See also: What medications should you have in your first aid kit in case of COVID-19 symptoms? [WE EXPLAIN]
The most unpleasant period of bronchiolitis can last from 7 to 10 days. The days three to five are often the worst days. Most babies recover within 14 to 21 days, if not dehydrated.
If you get bronchiolitis you have some immunity to RSV and other viruses. However, immunity is not complete and it is still possible to catch up again.
Bronchiolitis – prevention
As bronchiolitis viruses spread from person to person, one of the best ways to prevent this is by washing your hands frequently – especially before touching your baby, or if you have a cold or other respiratory disease. It is appropriate to wear a face mask at this time.
If our child has bronchiolitis, let’s keep them at home until the disease has passed to avoid spreading it to other people.
Other common-sense ways to reduce infection include:
- Limiting contact with people who have a fever or cold. If our baby is a newborn, especially a premature baby, avoid contact with a cold, especially in the first two months of life.
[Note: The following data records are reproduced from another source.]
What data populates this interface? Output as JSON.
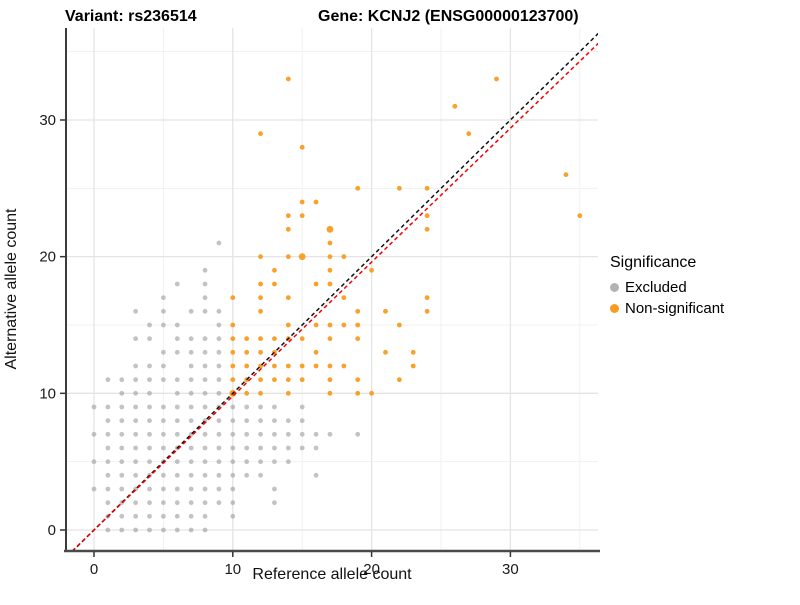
{
  "chart_data": {
    "type": "scatter",
    "title_left": "Variant: rs236514",
    "title_right": "Gene: KCNJ2 (ENSG00000123700)",
    "xlabel": "Reference allele count",
    "ylabel": "Alternative allele count",
    "xticks": [
      0,
      10,
      20,
      30
    ],
    "yticks": [
      0,
      10,
      20,
      30
    ],
    "minor_xticks": [
      5,
      15,
      25,
      35
    ],
    "minor_yticks": [
      5,
      15,
      25,
      35
    ],
    "xlim": [
      -2.02,
      36.3
    ],
    "ylim": [
      -1.46,
      36.7
    ],
    "grid": true,
    "legend": {
      "title": "Significance",
      "items": [
        {
          "label": "Excluded",
          "color": "#b3b3b3"
        },
        {
          "label": "Non-significant",
          "color": "#f89c20"
        }
      ]
    },
    "lines": [
      {
        "name": "identity-line",
        "slope": 1.0,
        "intercept": 0,
        "color": "#101010",
        "dashed": true
      },
      {
        "name": "fitted-line",
        "slope": 0.98,
        "intercept": 0,
        "color": "#f40000",
        "dashed": true
      }
    ],
    "series": [
      {
        "name": "Excluded",
        "color": "#9e9e9e",
        "opacity": 0.62,
        "points": [
          [
            1,
            0
          ],
          [
            2,
            0
          ],
          [
            3,
            0
          ],
          [
            4,
            0
          ],
          [
            5,
            0
          ],
          [
            6,
            0
          ],
          [
            7,
            0
          ],
          [
            8,
            0
          ],
          [
            1,
            1
          ],
          [
            2,
            1
          ],
          [
            3,
            1
          ],
          [
            4,
            1
          ],
          [
            5,
            1
          ],
          [
            6,
            1
          ],
          [
            7,
            1
          ],
          [
            8,
            1
          ],
          [
            10,
            1
          ],
          [
            1,
            2
          ],
          [
            2,
            2
          ],
          [
            3,
            2
          ],
          [
            4,
            2
          ],
          [
            5,
            2
          ],
          [
            6,
            2
          ],
          [
            7,
            2
          ],
          [
            8,
            2
          ],
          [
            9,
            2
          ],
          [
            10,
            2
          ],
          [
            13,
            2
          ],
          [
            0,
            3
          ],
          [
            1,
            3
          ],
          [
            2,
            3
          ],
          [
            3,
            3
          ],
          [
            4,
            3
          ],
          [
            5,
            3
          ],
          [
            6,
            3
          ],
          [
            7,
            3
          ],
          [
            8,
            3
          ],
          [
            9,
            3
          ],
          [
            10,
            3
          ],
          [
            13,
            3
          ],
          [
            1,
            4
          ],
          [
            2,
            4
          ],
          [
            3,
            4
          ],
          [
            4,
            4
          ],
          [
            5,
            4
          ],
          [
            6,
            4
          ],
          [
            7,
            4
          ],
          [
            8,
            4
          ],
          [
            9,
            4
          ],
          [
            10,
            4
          ],
          [
            11,
            4
          ],
          [
            12,
            4
          ],
          [
            16,
            4
          ],
          [
            0,
            5
          ],
          [
            1,
            5
          ],
          [
            2,
            5
          ],
          [
            3,
            5
          ],
          [
            4,
            5
          ],
          [
            5,
            5
          ],
          [
            6,
            5
          ],
          [
            7,
            5
          ],
          [
            8,
            5
          ],
          [
            9,
            5
          ],
          [
            10,
            5
          ],
          [
            11,
            5
          ],
          [
            12,
            5
          ],
          [
            13,
            5
          ],
          [
            14,
            5
          ],
          [
            1,
            6
          ],
          [
            2,
            6
          ],
          [
            3,
            6
          ],
          [
            4,
            6
          ],
          [
            5,
            6
          ],
          [
            6,
            6
          ],
          [
            7,
            6
          ],
          [
            8,
            6
          ],
          [
            9,
            6
          ],
          [
            10,
            6
          ],
          [
            11,
            6
          ],
          [
            12,
            6
          ],
          [
            13,
            6
          ],
          [
            14,
            6
          ],
          [
            15,
            6
          ],
          [
            16,
            6
          ],
          [
            0,
            7
          ],
          [
            1,
            7
          ],
          [
            2,
            7
          ],
          [
            3,
            7
          ],
          [
            4,
            7
          ],
          [
            5,
            7
          ],
          [
            6,
            7
          ],
          [
            7,
            7
          ],
          [
            8,
            7
          ],
          [
            9,
            7
          ],
          [
            10,
            7
          ],
          [
            11,
            7
          ],
          [
            12,
            7
          ],
          [
            13,
            7
          ],
          [
            14,
            7
          ],
          [
            15,
            7
          ],
          [
            16,
            7
          ],
          [
            17,
            7
          ],
          [
            19,
            7
          ],
          [
            1,
            8
          ],
          [
            2,
            8
          ],
          [
            3,
            8
          ],
          [
            4,
            8
          ],
          [
            5,
            8
          ],
          [
            6,
            8
          ],
          [
            7,
            8
          ],
          [
            8,
            8
          ],
          [
            9,
            8
          ],
          [
            10,
            8
          ],
          [
            11,
            8
          ],
          [
            12,
            8
          ],
          [
            13,
            8
          ],
          [
            14,
            8
          ],
          [
            15,
            8
          ],
          [
            0,
            9
          ],
          [
            1,
            9
          ],
          [
            2,
            9
          ],
          [
            3,
            9
          ],
          [
            4,
            9
          ],
          [
            5,
            9
          ],
          [
            6,
            9
          ],
          [
            7,
            9
          ],
          [
            8,
            9
          ],
          [
            9,
            9
          ],
          [
            10,
            9
          ],
          [
            11,
            9
          ],
          [
            12,
            9
          ],
          [
            13,
            9
          ],
          [
            15,
            9
          ],
          [
            2,
            10
          ],
          [
            3,
            10
          ],
          [
            4,
            10
          ],
          [
            6,
            10
          ],
          [
            7,
            10
          ],
          [
            8,
            10
          ],
          [
            9,
            10
          ],
          [
            1,
            11
          ],
          [
            2,
            11
          ],
          [
            3,
            11
          ],
          [
            4,
            11
          ],
          [
            5,
            11
          ],
          [
            6,
            11
          ],
          [
            7,
            11
          ],
          [
            8,
            11
          ],
          [
            9,
            11
          ],
          [
            3,
            12
          ],
          [
            4,
            12
          ],
          [
            5,
            12
          ],
          [
            7,
            12
          ],
          [
            8,
            12
          ],
          [
            9,
            12
          ],
          [
            5,
            13
          ],
          [
            6,
            13
          ],
          [
            7,
            13
          ],
          [
            8,
            13
          ],
          [
            9,
            13
          ],
          [
            3,
            14
          ],
          [
            4,
            14
          ],
          [
            6,
            14
          ],
          [
            7,
            14
          ],
          [
            8,
            14
          ],
          [
            9,
            14
          ],
          [
            4,
            15
          ],
          [
            5,
            15
          ],
          [
            6,
            15
          ],
          [
            9,
            15
          ],
          [
            3,
            16
          ],
          [
            5,
            16
          ],
          [
            7,
            16
          ],
          [
            8,
            16
          ],
          [
            9,
            16
          ],
          [
            5,
            17
          ],
          [
            8,
            17
          ],
          [
            6,
            18
          ],
          [
            8,
            18
          ],
          [
            8,
            19
          ],
          [
            9,
            21
          ]
        ],
        "large_points": []
      },
      {
        "name": "Non-significant",
        "color": "#f89c20",
        "opacity": 0.95,
        "points": [
          [
            11,
            10
          ],
          [
            12,
            10
          ],
          [
            14,
            10
          ],
          [
            17,
            10
          ],
          [
            19,
            10
          ],
          [
            20,
            10
          ],
          [
            10,
            11
          ],
          [
            11,
            11
          ],
          [
            12,
            11
          ],
          [
            13,
            11
          ],
          [
            14,
            11
          ],
          [
            15,
            11
          ],
          [
            17,
            11
          ],
          [
            19,
            11
          ],
          [
            22,
            11
          ],
          [
            10,
            12
          ],
          [
            11,
            12
          ],
          [
            12,
            12
          ],
          [
            13,
            12
          ],
          [
            14,
            12
          ],
          [
            15,
            12
          ],
          [
            16,
            12
          ],
          [
            17,
            12
          ],
          [
            18,
            12
          ],
          [
            23,
            12
          ],
          [
            10,
            13
          ],
          [
            11,
            13
          ],
          [
            12,
            13
          ],
          [
            13,
            13
          ],
          [
            16,
            13
          ],
          [
            21,
            13
          ],
          [
            23,
            13
          ],
          [
            10,
            14
          ],
          [
            11,
            14
          ],
          [
            12,
            14
          ],
          [
            13,
            14
          ],
          [
            14,
            14
          ],
          [
            15,
            14
          ],
          [
            17,
            14
          ],
          [
            19,
            14
          ],
          [
            10,
            15
          ],
          [
            14,
            15
          ],
          [
            16,
            15
          ],
          [
            17,
            15
          ],
          [
            18,
            15
          ],
          [
            19,
            15
          ],
          [
            22,
            15
          ],
          [
            12,
            16
          ],
          [
            19,
            16
          ],
          [
            21,
            16
          ],
          [
            24,
            16
          ],
          [
            10,
            17
          ],
          [
            12,
            17
          ],
          [
            14,
            17
          ],
          [
            18,
            17
          ],
          [
            24,
            17
          ],
          [
            12,
            18
          ],
          [
            13,
            18
          ],
          [
            16,
            18
          ],
          [
            17,
            18
          ],
          [
            13,
            19
          ],
          [
            17,
            19
          ],
          [
            20,
            19
          ],
          [
            12,
            20
          ],
          [
            14,
            20
          ],
          [
            17,
            20
          ],
          [
            18,
            20
          ],
          [
            17,
            21
          ],
          [
            14,
            22
          ],
          [
            24,
            22
          ],
          [
            14,
            23
          ],
          [
            15,
            23
          ],
          [
            24,
            23
          ],
          [
            35,
            23
          ],
          [
            15,
            24
          ],
          [
            16,
            24
          ],
          [
            19,
            25
          ],
          [
            22,
            25
          ],
          [
            24,
            25
          ],
          [
            34,
            26
          ],
          [
            15,
            28
          ],
          [
            12,
            29
          ],
          [
            27,
            29
          ],
          [
            26,
            31
          ],
          [
            14,
            33
          ],
          [
            29,
            33
          ]
        ],
        "large_points": [
          [
            10,
            10
          ],
          [
            15,
            20
          ],
          [
            17,
            22
          ]
        ]
      }
    ]
  }
}
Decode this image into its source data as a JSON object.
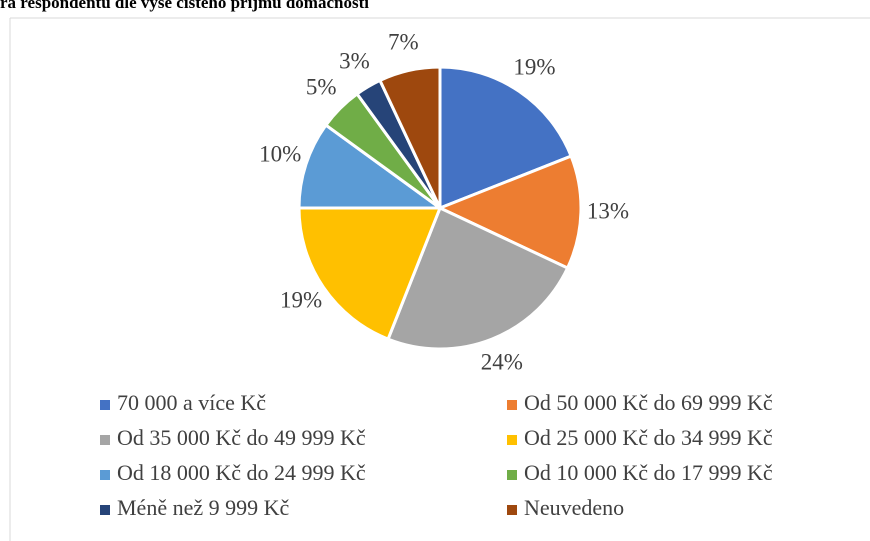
{
  "chart_data": {
    "type": "pie",
    "title": "ra respondentů dle výše čistého příjmu domácnosti",
    "categories": [
      "70 000 a více Kč",
      "Od 50 000 Kč do 69 999 Kč",
      "Od 35 000 Kč do 49 999 Kč",
      "Od 25 000 Kč do 34 999 Kč",
      "Od 18 000 Kč do 24 999 Kč",
      "Od 10 000 Kč do 17 999 Kč",
      "Méně než 9 999 Kč",
      "Neuvedeno"
    ],
    "values": [
      19,
      13,
      24,
      19,
      10,
      5,
      3,
      7
    ],
    "value_labels": [
      "19%",
      "13%",
      "24%",
      "19%",
      "10%",
      "5%",
      "3%",
      "7%"
    ],
    "colors": [
      "#4472c4",
      "#ed7d31",
      "#a5a5a5",
      "#ffc000",
      "#5b9bd5",
      "#70ad47",
      "#264478",
      "#9e480e"
    ],
    "legend": "bottom"
  }
}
- Cleaning and disinfecting surfaces. Let’s clean and disinfect surfaces and objects that people often touch, such as toys and door handles. This is especially true when a family member is sick.
- Covering mouth and nose when coughing and sneezing. Cover your mouth and nose with a tissue. Then throw away the handkerchief and wash your hands, or use an alcohol-based hand sanitizer.
- Using your own drinking glasses. We do not share glasses with others, especially if someone in our family is sick.
- Frequent hand washing. We often wash our hands and the hands of the baby. Keep an alcohol-based hand sanitizer on hand for you and your baby when we’re out and about.
- Breast-feeding. Respiratory tract infections are much less common in breastfed infants.
In some cases, children may be given palivizumab with an anti-RSV antibody (Synagis) to prevent RSV infections. This can happen if the doctor thinks our baby is at a higher risk of serious complications, especially if she has a congenital heart defect or is premature. As with any type of medication, you should discuss palivizumab with your doctor to understand how it works, how often and how much to be given, and any side effects it may have.